News in Brief |

News in Brief

When a piece of city property at the Aspen Business Center is no longer going to the dogs (and cats), it may go to city employees.

The city is currently advertising for proposals to develop affordable housing at the site of the Aspen-Pitkin County Animal Shelter, which will be vacated by its current tenants once construction of a new shelter farther out of town is finished in late summer or early fall.

The plan is to raze the old shelter building and construct sale housing for city workers, according to Ed Sadler, assistant city manager. The city of Aspen owns the small parcel near the back side of the ABC.

“We think we’d like to do up to 12 units. We’re not sure if it will fit,” Sadler said. “We’re interested in what we can get to fit on it.”

It’s possible the city can squeeze a three-story building on the parcel, he said.
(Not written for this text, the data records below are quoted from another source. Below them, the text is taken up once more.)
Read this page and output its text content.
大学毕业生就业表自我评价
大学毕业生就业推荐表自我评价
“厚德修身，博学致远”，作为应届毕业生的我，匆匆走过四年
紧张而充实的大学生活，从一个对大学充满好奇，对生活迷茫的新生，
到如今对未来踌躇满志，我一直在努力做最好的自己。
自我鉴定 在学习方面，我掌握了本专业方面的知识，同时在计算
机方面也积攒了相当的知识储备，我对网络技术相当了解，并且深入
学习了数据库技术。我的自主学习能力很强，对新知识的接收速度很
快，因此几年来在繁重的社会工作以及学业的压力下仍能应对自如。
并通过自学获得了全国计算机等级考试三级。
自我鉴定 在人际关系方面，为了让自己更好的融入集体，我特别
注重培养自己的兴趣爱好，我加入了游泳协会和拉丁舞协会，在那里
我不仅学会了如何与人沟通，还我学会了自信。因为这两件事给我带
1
Aspen is also planning three employee units on property it owns off Puppy Smith Street and has 22 units for city workers at Water Place, as well as a few rental units at Truscott Place and a few other residences scattered about.

Much of the city’s housing is sold to employees who must sell it back to the city when they leave the government’s employ.

BOISE, Idaho (AP) ” A rancher in remote central Idaho shot a wolf he said was harassing his cattle ” the first time one of the federally protected predators has been killed under new guidelines that took effect Feb. 2.

The rancher shot the female gray wolf on private property late Sunday. He watched it and another larger wolf chasing his cattle, the rancher told officials. The other wolf escaped.

Under the new rule that affects Idaho and Montana, people can shoot wolves that pursue their livestock. Before, ranchers had to wait until a wolf had actually bitten one of their animals.

The new rule marked a first step in returning control of wolf populations to states and private landowners, who say they need it to limit predatory attacks on livestock, domestic animals and wild game herds as wolf numbers steadily rise.

Federal officials have already determined the rancher acted appropriately. They say he called Thursday to report that wolves caused his herd of cattle to stampede, killing one calf. The rancher wanted to know his rights under the new rule.

Wolf advocacy groups are reserving judgment pending an investigation.

This is the third wolf killed legally in Idaho this year; the previous two were killed by officers from the federal Wildlife Services.

Colorado Mountain College is down to one city, but two choices in its search for a new western Garfield County campus.

The CMC board of trustees decided Monday to build a new campus at one of two locations in Rifle, ruling out Silt.

The two new contenders are the Snyder site, behind the Grand River Medical Center off Airport Road and offered by Silt’s Jean and Jim Snyder, and the Howard site, 13 acres on Airport Road east of Rifle, donated by Bob Howard.

“I think the Snyder site is the best location but not necessarily the best site,” said trustee Robert Dick.

The Snyder location is better because of its proximity to commuter student amenities, such as food and gas, Dick said, but the site may present other problems. The site lies in an alluvial fan, which can present soil challenges, and it’s within a 100-year flood plane.

The Howard site is free from those challenges, but is outside Rifle’s core area and is zoned for light industrial use, which would mean fewer student amenities.

CMC is replacing its Railroad Avenue location in Rifle because of increases in student population and the age of the building.